The discussion was grounded in the reality of the facts on the ground in Ecuador as confirmed by multiple courts including the Supreme Courts of Ecuador and Canada, both of which have validated the judgment on the merits or for enforcement purposes. It also addressed how Chevron accepted jurisdiction in Ecuador, only to later sell its assets in the country and try to discredit Ecuador’s courts as the evidence mounted. After the trial, Chevron returned to the same U.S. courts where it had refused to hold the environmental trial to launch a retaliation campaign – one that expressly tried to undermine the credibility of the main U.S. lawyer for the Ecuadorians, Steven Donziger. The company accused Donziger of being at the helm of a “racketeering” conspiracy as a means of winning the case. Chevron then obtained a decision from a first-level U.S. trial judge in a non-jury trial that the case in Ecuador was procured by fraud. Chevron’s main witness in that case was coached 53 days by company lawyers, paid at least $2 million, and later admitted to having lied on the stand while the judge was a former tobacco industry lawyer. Chevron then tried to use the U.S. retaliation case to try to undermine enforcement of the Ecuador judgment around the world. Reports from two international trial monitoring committees, both highly critical of the handling of aspects of the case by U.S. courts, were also discussed.
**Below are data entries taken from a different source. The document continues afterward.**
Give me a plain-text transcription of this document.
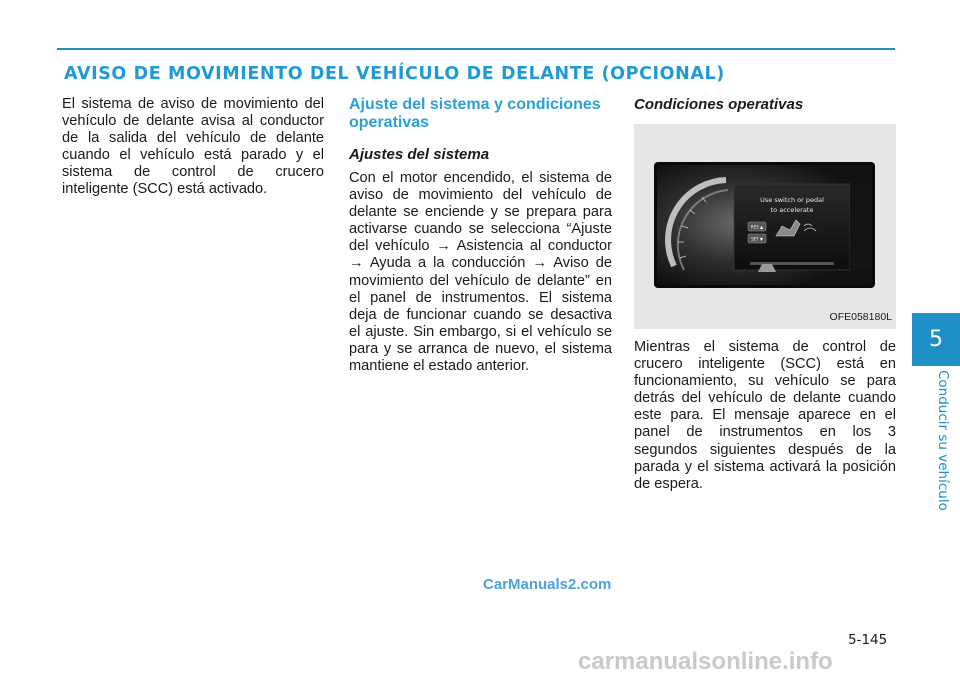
AVISO DE MOVIMIENTO DEL VEHÍCULO DE DELANTE (OPCIONAL)

El sistema de aviso de movimiento del vehículo de delante avisa al conductor de la salida del vehículo de delante cuando el vehículo está parado y el sistema de control de crucero inteligente (SCC) está activado.

Ajuste del sistema y condiciones operativas
Ajustes del sistema

Con el motor encendido, el sistema de aviso de movimiento del vehículo de delante se enciende y se prepara para activarse cuando se selecciona “Ajuste del vehículo → Asistencia al conductor → Ayuda a la conducción → Aviso de movimiento del vehículo de delante” en el panel de instrumentos. El sistema deja de funcionar cuando se desactiva el ajuste. Sin embargo, si el vehículo se para y se arranca de nuevo, el sistema mantiene el estado anterior.

Condiciones operativas
Use switch or pedal
to accelerate
RES ▲
SET ▼
OFE058180L

Mientras el sistema de control de crucero inteligente (SCC) está en funcionamiento, su vehículo se para detrás del vehículo de delante cuando este para. El mensaje aparece en el panel de instrumentos en los 3 segundos siguientes después de la parada y el sistema activará la posición de espera.

5
Conducir su vehículo
CarManuals2.com
5-145
carmanualsonline.info
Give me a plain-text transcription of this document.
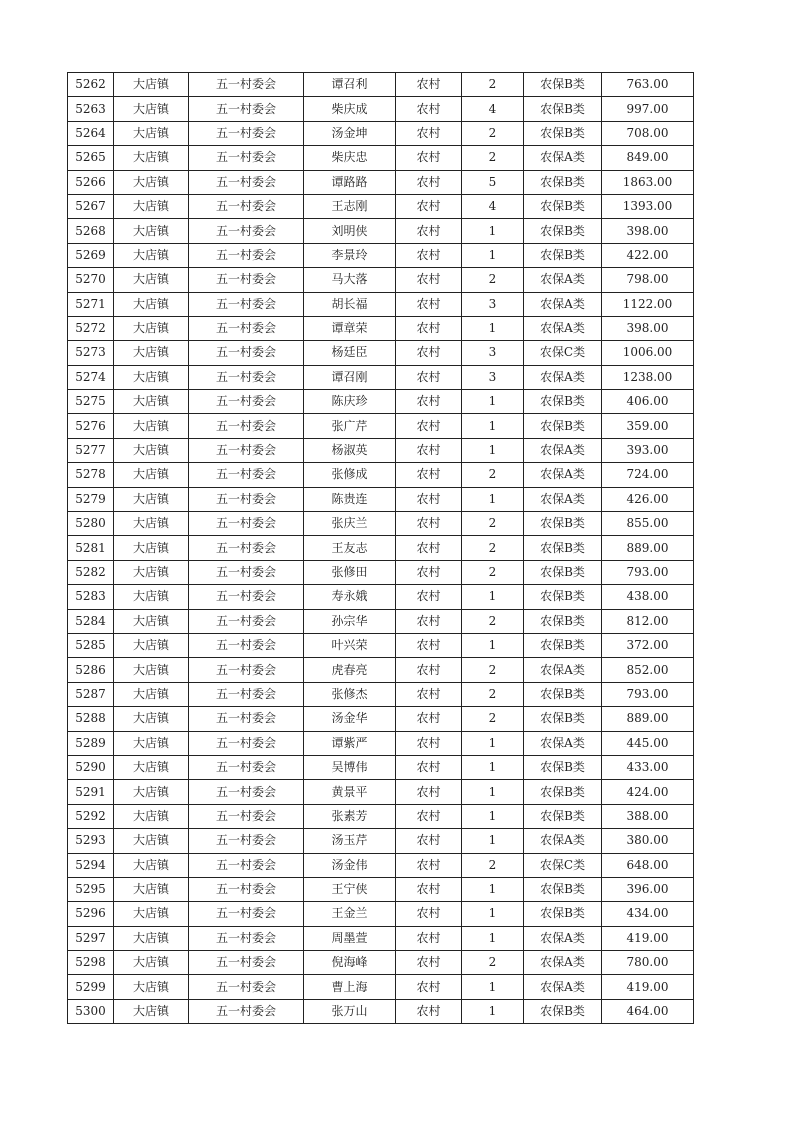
5262	大店镇	五一村委会	谭召利	农村	2	农保B类	763.00
5263	大店镇	五一村委会	柴庆成	农村	4	农保B类	997.00
5264	大店镇	五一村委会	汤金坤	农村	2	农保B类	708.00
5265	大店镇	五一村委会	柴庆忠	农村	2	农保A类	849.00
5266	大店镇	五一村委会	谭路路	农村	5	农保B类	1863.00
5267	大店镇	五一村委会	王志刚	农村	4	农保B类	1393.00
5268	大店镇	五一村委会	刘明侠	农村	1	农保B类	398.00
5269	大店镇	五一村委会	李景玲	农村	1	农保B类	422.00
5270	大店镇	五一村委会	马大落	农村	2	农保A类	798.00
5271	大店镇	五一村委会	胡长福	农村	3	农保A类	1122.00
5272	大店镇	五一村委会	谭章荣	农村	1	农保A类	398.00
5273	大店镇	五一村委会	杨廷臣	农村	3	农保C类	1006.00
5274	大店镇	五一村委会	谭召刚	农村	3	农保A类	1238.00
5275	大店镇	五一村委会	陈庆珍	农村	1	农保B类	406.00
5276	大店镇	五一村委会	张广芹	农村	1	农保B类	359.00
5277	大店镇	五一村委会	杨淑英	农村	1	农保A类	393.00
5278	大店镇	五一村委会	张修成	农村	2	农保A类	724.00
5279	大店镇	五一村委会	陈贵连	农村	1	农保A类	426.00
5280	大店镇	五一村委会	张庆兰	农村	2	农保B类	855.00
5281	大店镇	五一村委会	王友志	农村	2	农保B类	889.00
5282	大店镇	五一村委会	张修田	农村	2	农保B类	793.00
5283	大店镇	五一村委会	寿永娥	农村	1	农保B类	438.00
5284	大店镇	五一村委会	孙宗华	农村	2	农保B类	812.00
5285	大店镇	五一村委会	叶兴荣	农村	1	农保B类	372.00
5286	大店镇	五一村委会	虎春亮	农村	2	农保A类	852.00
5287	大店镇	五一村委会	张修杰	农村	2	农保B类	793.00
5288	大店镇	五一村委会	汤金华	农村	2	农保B类	889.00
5289	大店镇	五一村委会	谭紫严	农村	1	农保A类	445.00
5290	大店镇	五一村委会	吴博伟	农村	1	农保B类	433.00
5291	大店镇	五一村委会	黄景平	农村	1	农保B类	424.00
5292	大店镇	五一村委会	张素芳	农村	1	农保B类	388.00
5293	大店镇	五一村委会	汤玉芹	农村	1	农保A类	380.00
5294	大店镇	五一村委会	汤金伟	农村	2	农保C类	648.00
5295	大店镇	五一村委会	王宁侠	农村	1	农保B类	396.00
5296	大店镇	五一村委会	王金兰	农村	1	农保B类	434.00
5297	大店镇	五一村委会	周墨萱	农村	1	农保A类	419.00
5298	大店镇	五一村委会	倪海峰	农村	2	农保A类	780.00
5299	大店镇	五一村委会	曹上海	农村	1	农保A类	419.00
5300	大店镇	五一村委会	张万山	农村	1	农保B类	464.00
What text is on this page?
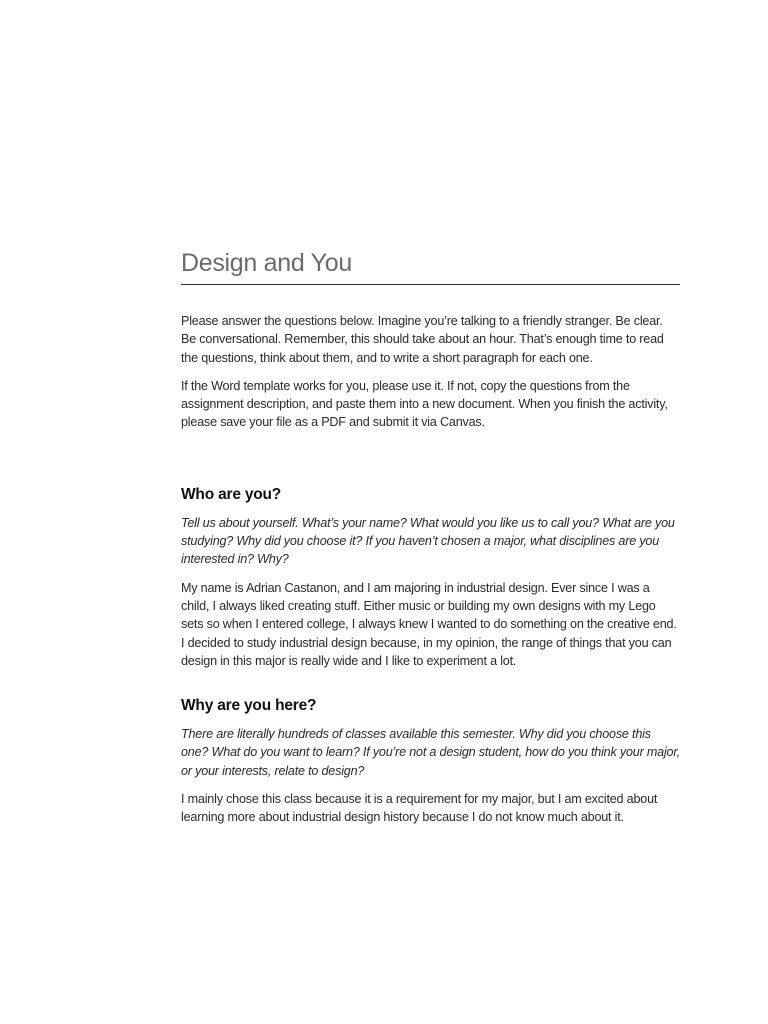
Design and You

Please answer the questions below. Imagine you’re talking to a friendly stranger. Be clear. Be conversational. Remember, this should take about an hour. That’s enough time to read the questions, think about them, and to write a short paragraph for each one.

If the Word template works for you, please use it. If not, copy the questions from the assignment description, and paste them into a new document. When you finish the activity, please save your file as a PDF and submit it via Canvas.

Who are you?

Tell us about yourself. What’s your name? What would you like us to call you? What are you studying? Why did you choose it? If you haven’t chosen a major, what disciplines are you interested in? Why?

My name is Adrian Castanon, and I am majoring in industrial design. Ever since I was a child, I always liked creating stuff. Either music or building my own designs with my Lego sets so when I entered college, I always knew I wanted to do something on the creative end. I decided to study industrial design because, in my opinion, the range of things that you can design in this major is really wide and I like to experiment a lot.

Why are you here?

There are literally hundreds of classes available this semester. Why did you choose this one? What do you want to learn? If you’re not a design student, how do you think your major, or your interests, relate to design?

I mainly chose this class because it is a requirement for my major, but I am excited about learning more about industrial design history because I do not know much about it.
In addition, the discussion also touched upon the extraordinary legal circumstances faced by Mr. Donziger, the Harvard-educated U.S. lawyer who is under house arrest without trial in Manhattan on a misdemeanor criminal contempt charge that he believes is orchestrated largely by Chevron. The contempt charge has led to Donziger being under house arrest for 540 days. No other lawyer in America is being held pre-trial on a misdemeanor charge.
Donziger’s prosecutor, appointed by the charging judge has deep ties to the oil and gas industry including Chevron. The charging judge appointed her after the charges were rejected by the federal prosecutor in New York. The four main witnesses in the case are Chevron lawyers.
How the legal clash plays out could determine whether Indigenous groups survive or become extinct; whether large fossil fuel companies can be held accountable by our courts; and ultimately, whether grass roots activism needed to address global warming can be respected by some of the most powerful forces in our society.
Besides Convenor/Chair/Moderator Khadija Sharife and Steven Donziger, there were comments by Luis Yanza, Ecuadorian community leader and winner of the Goldman Environmental Prize, and Patricio Salazar, Ecuadorian lawyer for the affected communities in the Amazon.